Passados dias, acordaram-me, numa madrugada em que a janela do meu quarto, batida do sol, resplandecia prodigiosamente como um prenúncio de cousa santa. Ao lado da cama, um sujeito, risonho e gordo, fazia-me cócegas nos pés com ternura e chamava-me brejeirote. A Gervásia disse-me que era o Senhor Matias, que me ia levar para muito longe, para casa da tia Patrocínio; e o Senhor Matias, com a sua pitada suspensa, olhava espantado para as meias rotas que me calçara a Gervásia. Embrulharam-me no xale-manta cinzento do papá; o João, guarda da alfândega, trouxe-me ao colo até à porta da rua, onde estava uma liteira com cortinas de oleado..."
in "A Relíquia" de Eça de Queirós
"...O mulato Fausto Bendito Ventura, alfarrabista, filho e neto de alfarrabistas, encontrou numa manhã de domingo um caixote à porta de casa. Lá dentro, estendido sobre vários exemplares d’ A Relíquia de Eça de Queirós, estava uma criaturinha nua, muito magra e deslavada, com um cabelo de espuma incandescente, e um límpido sorriso de triunfo. Viúvo, sem filhos, o alfarrabista recolheu o menino, criou-o e educou-o, seguro de que um desígnio superior armara a improvável trama. Guardou o caixote, bem como os respectivos livros. O albino falou-me disto com orgulho: – Eça foi o meu primeiro berço. ..."
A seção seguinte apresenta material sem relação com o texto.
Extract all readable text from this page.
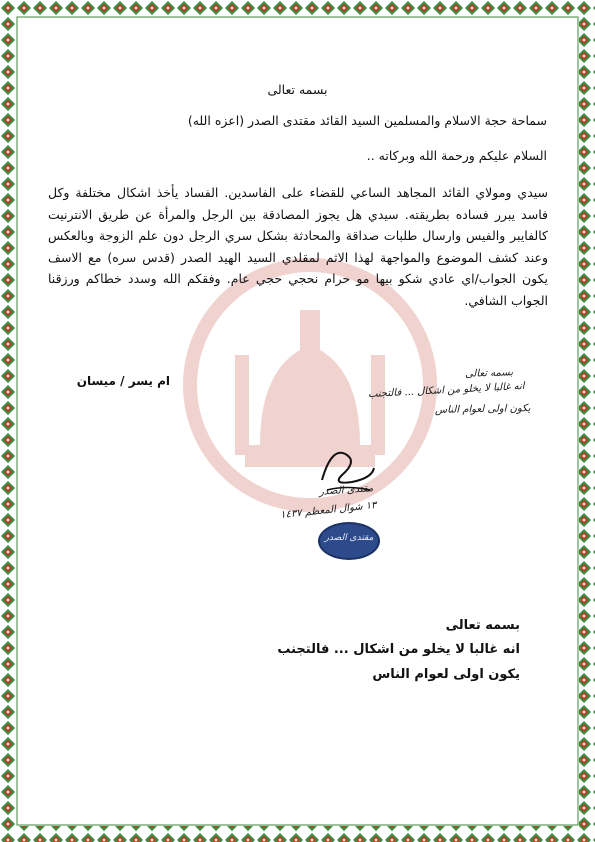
بسمه تعالى
سماحة حجة الاسلام والمسلمين السيد القائد مقتدى الصدر (اعزه الله)
السلام عليكم ورحمة الله وبركاته ..
سيدي ومولاي القائد المجاهد الساعي للقضاء على الفاسدين. الفساد يأخذ اشكال مختلفة وكل فاسد يبرر فساده بطريقته. سيدي هل يجوز المصادقة بين الرجل والمرأة عن طريق الانترنيت كالفايبر والفيس وارسال طلبات صداقة والمحادثة بشكل سري الرجل دون علم الزوجة وبالعكس وعند كشف الموضوع والمواجهة لهذا الاثم لمقلدي السيد الهيد الصدر (قدس سره) مع الاسف يكون الجواب/اي عادي شكو بيها مو حرام نحجي حجي عام. وفقكم الله وسدد خطاكم ورزقنا الجواب الشافي.
ام يسر / ميسان
بسمه تعالى
انه غالبا لا يخلو من اشكال ... فالتجنب
يكون اولى لعوام الناس
مقتدى الصدر
١٣ شوال المعظم ١٤٣٧
مقتدى الصدر
بسمه تعالى
انه غالبا لا يخلو من اشكال ... فالتجنب
يكون اولى لعوام الناس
in "O Vendedor de Passados" de José Eduardo Augualusa
01 fevereiro 2017
“O Vendedor de Passados” de José Eduardo Agualusa, 25 de Fevereiro às 15h00
A abrir:
“Nasci nesta casa e criei-me nela. Nunca saí. Ao entardecer encosto o
corpo contra o cristal das janelas e contemplo o céu. Gosto de ver as labaredas
altas, as nuvens a galope, e sobre elas os anjos, legiões deles, sacudindo as
fagulhas dos cabelos, agitando as largas asas em chamas. É um espectáculo
sempre idêntico. Todas as tardes, porém, venho até aqui e divirto-me e comovo-me como se o visse pela primeira
vez. A semana passada Félix Ventura chegou mais cedo e surpreendeu-me a rir
enquanto lá fora, no azul revolto, uma nuvem enorme corria em círculos, como um
cão, tentando apagar o fogo que lhe abrasava a cauda.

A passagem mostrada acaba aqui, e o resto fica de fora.